La mort des deux adolescents est suivie par trois semaines d'émeutes dans les banlieues françaises. Le gouvernement décrète l'état d'urgence.
- Dix ans d'attente -
A son arrivée au tribunal, l'avocat des policiers, Daniel Merchat, a estimé que "les éléments constitutifs de la non-assistance à personne en danger ne sont pas réunis", expliquant que le policier qui poursuivait les adolescents avait fait "deux vérifications" et "était sûr qu'il n'y avait personne dans le site" EDF.
"Mes clients n'ont jamais su que les individus en fuite étaient premièrement dans le site EDF et deuxièmement dans le transformateur: pour une raison très simple, ils sont entrés dans le transformateur une demi-heure après le départ des fonctionnaires de police", a-t-il déclaré.
Mais pour Jean-Pierre Mignard, avocat des familles, "les trois gosses sont des victimes, deux d'entre eux sont morts dans des conditions atroces. Et cela aurait pu être évité".
"On est là parce que 10 ans après, on a besoin de savoir ce qui s'est réellement passé, on a besoin d'écouter les policiers qu'on n'a jamais entendus", déclare Mariam Cissé, une cousine de Bouna. "On attend beaucoup de ce procès, quand bien même le procès sera positif ou négatif, ce sera une issue à un long deuil", assure-t-elle.
Même du côté des policiers, ce procès est attendu.
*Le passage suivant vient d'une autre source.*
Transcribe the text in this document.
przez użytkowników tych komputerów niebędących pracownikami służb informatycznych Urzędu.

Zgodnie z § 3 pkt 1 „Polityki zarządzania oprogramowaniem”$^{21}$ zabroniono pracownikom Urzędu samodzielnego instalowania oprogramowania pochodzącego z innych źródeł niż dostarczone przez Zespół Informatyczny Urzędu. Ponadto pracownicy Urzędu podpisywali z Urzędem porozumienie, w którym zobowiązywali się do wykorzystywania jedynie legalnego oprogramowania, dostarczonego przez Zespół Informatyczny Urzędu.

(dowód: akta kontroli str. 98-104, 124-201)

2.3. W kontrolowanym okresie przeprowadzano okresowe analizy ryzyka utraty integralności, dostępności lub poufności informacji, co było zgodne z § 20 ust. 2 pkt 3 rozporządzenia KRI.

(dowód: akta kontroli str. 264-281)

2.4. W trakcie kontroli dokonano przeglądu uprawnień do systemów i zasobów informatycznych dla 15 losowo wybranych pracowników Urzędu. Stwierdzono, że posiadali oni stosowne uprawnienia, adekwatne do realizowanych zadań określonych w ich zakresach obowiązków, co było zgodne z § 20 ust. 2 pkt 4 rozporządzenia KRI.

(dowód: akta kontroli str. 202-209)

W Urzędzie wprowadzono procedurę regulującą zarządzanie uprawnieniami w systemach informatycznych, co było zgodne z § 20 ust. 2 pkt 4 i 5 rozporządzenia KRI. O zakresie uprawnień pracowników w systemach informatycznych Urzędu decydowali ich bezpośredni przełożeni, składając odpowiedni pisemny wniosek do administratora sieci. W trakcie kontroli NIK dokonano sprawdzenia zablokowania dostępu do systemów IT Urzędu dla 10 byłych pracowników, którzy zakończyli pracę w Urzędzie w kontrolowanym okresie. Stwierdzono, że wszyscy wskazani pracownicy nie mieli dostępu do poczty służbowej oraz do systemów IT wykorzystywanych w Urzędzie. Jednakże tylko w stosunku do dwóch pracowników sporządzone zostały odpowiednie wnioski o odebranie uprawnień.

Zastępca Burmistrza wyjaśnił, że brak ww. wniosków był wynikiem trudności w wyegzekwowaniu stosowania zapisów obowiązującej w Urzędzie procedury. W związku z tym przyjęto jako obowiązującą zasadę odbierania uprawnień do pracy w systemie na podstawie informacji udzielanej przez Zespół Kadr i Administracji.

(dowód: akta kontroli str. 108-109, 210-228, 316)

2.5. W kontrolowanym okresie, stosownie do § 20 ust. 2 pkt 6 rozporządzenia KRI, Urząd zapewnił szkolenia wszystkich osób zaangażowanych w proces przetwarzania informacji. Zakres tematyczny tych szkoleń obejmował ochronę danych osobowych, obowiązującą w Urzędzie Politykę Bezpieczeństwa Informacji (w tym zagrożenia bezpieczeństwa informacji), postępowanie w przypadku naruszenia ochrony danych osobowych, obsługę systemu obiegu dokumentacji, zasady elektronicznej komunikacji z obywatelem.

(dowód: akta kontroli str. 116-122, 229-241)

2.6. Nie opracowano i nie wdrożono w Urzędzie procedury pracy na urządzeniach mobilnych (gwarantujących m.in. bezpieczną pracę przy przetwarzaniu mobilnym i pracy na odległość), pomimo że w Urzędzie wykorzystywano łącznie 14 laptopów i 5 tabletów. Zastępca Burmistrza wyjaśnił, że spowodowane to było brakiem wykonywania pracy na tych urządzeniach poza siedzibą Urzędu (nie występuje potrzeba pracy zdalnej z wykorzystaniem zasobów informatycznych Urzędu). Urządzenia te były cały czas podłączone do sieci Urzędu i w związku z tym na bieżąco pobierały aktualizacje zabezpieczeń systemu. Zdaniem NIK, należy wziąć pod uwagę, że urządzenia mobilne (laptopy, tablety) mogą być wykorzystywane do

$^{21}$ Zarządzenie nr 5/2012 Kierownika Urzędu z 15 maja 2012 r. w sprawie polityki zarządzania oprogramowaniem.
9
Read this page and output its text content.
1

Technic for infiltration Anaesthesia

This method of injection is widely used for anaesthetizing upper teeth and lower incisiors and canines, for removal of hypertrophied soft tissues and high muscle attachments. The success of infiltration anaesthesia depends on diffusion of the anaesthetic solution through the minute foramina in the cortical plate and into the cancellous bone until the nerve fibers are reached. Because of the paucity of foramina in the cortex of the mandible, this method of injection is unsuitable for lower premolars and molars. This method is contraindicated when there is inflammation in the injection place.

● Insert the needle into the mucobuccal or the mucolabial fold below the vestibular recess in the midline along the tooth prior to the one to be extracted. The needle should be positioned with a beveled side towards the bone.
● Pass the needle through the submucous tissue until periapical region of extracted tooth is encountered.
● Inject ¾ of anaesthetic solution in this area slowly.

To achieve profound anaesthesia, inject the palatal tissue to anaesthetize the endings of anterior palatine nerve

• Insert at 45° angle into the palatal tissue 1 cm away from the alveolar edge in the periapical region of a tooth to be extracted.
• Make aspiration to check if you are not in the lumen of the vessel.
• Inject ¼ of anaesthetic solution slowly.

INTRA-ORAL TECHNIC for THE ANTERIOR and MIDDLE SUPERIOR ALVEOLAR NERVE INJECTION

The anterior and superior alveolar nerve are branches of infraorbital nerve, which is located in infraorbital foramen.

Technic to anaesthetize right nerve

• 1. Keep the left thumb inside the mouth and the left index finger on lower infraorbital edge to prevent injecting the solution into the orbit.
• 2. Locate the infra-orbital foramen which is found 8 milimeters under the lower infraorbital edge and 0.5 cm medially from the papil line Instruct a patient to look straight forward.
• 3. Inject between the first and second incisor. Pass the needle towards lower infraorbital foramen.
"Ça fait dix ans qu'ils attendent d'être entendus. Ils attendent beaucoup et surtout ils n'attendent pas de condamnation, parce que je pense qu'ils le ressentiraient vraiment vivement", avertit Loïc Lecouplier, secrétaire national adjoint du syndicat Alliance Police nationale à son arrivée à l'audience. "Quand on les connaît, on ne peut pas les accuser d'un tel manquement", ajoute-t-il.
M. Lecouplier se refuse à ramener l'audience à "un procès des policiers de banlieue contre les jeunes de banlieue". "C'est le procès de deux policiers, très jeunes à l'époque des faits", estime-t-il, rappelant que l'Inspection générale des services n'avait relevé aucune faute à leur encontre.
Dix années d'attente auront été nécessaires pour parvenir à ce procès. Les parquets successifs, de Bobigny à Rennes, où la Cour de cassation a dépaysé le dossier en 2012, ont toujours soutenu le non-lieu.